Some important things to consider are if you are taking part in traditions that no longer feel good for you. Are you holding a stocking that has your dead name on it? Are your cousins making racist comments during certain songs? Are you generally feeling unease? Setting some boundaries can be really helpful.


  1. Have a conversation with an ally beforehand about what is potentially distressing - could you put away certain pieces of decorations? Could you make sure that I am not sitting next to _____?

  2. Know your exits - have a plan for when/how you are going to end the night, and a back up plan if you need to go sooner

  3. Choose how much alcohol you plan to consume (if any) in advance. Let someone else in on your plan if you would like.

  4. Take a break

    • 1-2 min meditations (the Calm, Buddify, and Headspace apps have short ones available - Youtube also - sneak away to the bathroom and do a 1-2 min meditation)

  • deep breathing (Box breathing is good - inhale 4, hold 4, exhale 4)

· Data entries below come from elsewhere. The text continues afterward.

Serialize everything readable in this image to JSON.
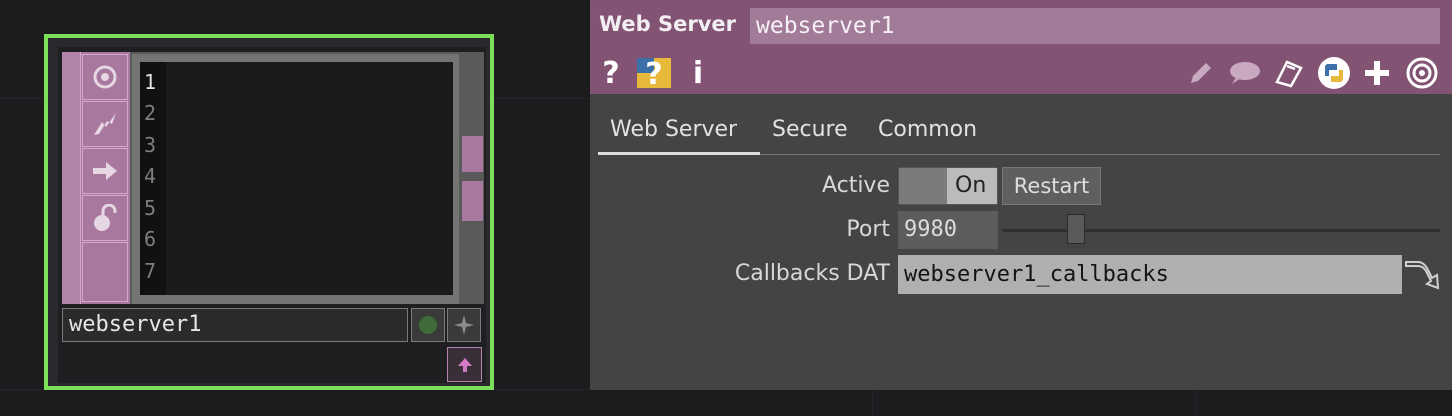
{
  "node": {
    "name": "webserver1",
    "line_numbers": [
      "1",
      "2",
      "3",
      "4",
      "5",
      "6",
      "7"
    ],
    "flag_icons": [
      "cook-flag-icon",
      "bypass-flag-icon",
      "display-flag-icon",
      "lock-flag-icon"
    ],
    "colors": {
      "selection": "#7be05a",
      "dat_accent": "#a8789f"
    }
  },
  "panel": {
    "op_type": "Web Server",
    "op_name": "webserver1",
    "header_icons": [
      "help-icon",
      "python-help-icon",
      "info-icon",
      "edit-icon",
      "comment-icon",
      "clipboard-icon",
      "python-icon",
      "add-icon",
      "viewer-target-icon"
    ],
    "tabs": [
      "Web Server",
      "Secure",
      "Common"
    ],
    "active_tab": "Web Server",
    "params": {
      "active": {
        "label": "Active",
        "value": "On",
        "restart_label": "Restart"
      },
      "port": {
        "label": "Port",
        "value": "9980",
        "slider_fraction": 0.17
      },
      "callbacks": {
        "label": "Callbacks DAT",
        "value": "webserver1_callbacks"
      }
    },
    "colors": {
      "header": "#835373",
      "body": "#444444"
    }
  }
}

  • notice different parts of your body (something you can do when you are in a crowded room and no one will know) and flex/relax each part

  • take a walk

Hopefully none of these will have to be used, and you can enjoy the holidays with your family and friends. For those of you on your own this holiday season, here are some tips to help you:

  1. Connect - however you can. Set up phone calls, zoom calls, Facetime, etc to connect with important people

  2. Pick a you-centered activity that feels good - paint your nails, take a bath, use a face mask, etc. and do it up!

  3. Choose foods that you want to eat - might it be take out? might it be your family's traditional foods? might it be toast? go for it!

  4. Allow for some sadness that this holiday looks different, and allow yourself to grieve if you need to.

Whether this year's holiday season looks different or "all too familiar" - may you notice your emotions and listen to them asking for what you may need. You are valid as an individual, not just as a member of a family or friend group, and you are valued in your family/friend group even if you are alone this year. May you find the glimpses of light in any darkness that may arise, and allow that to carry you through.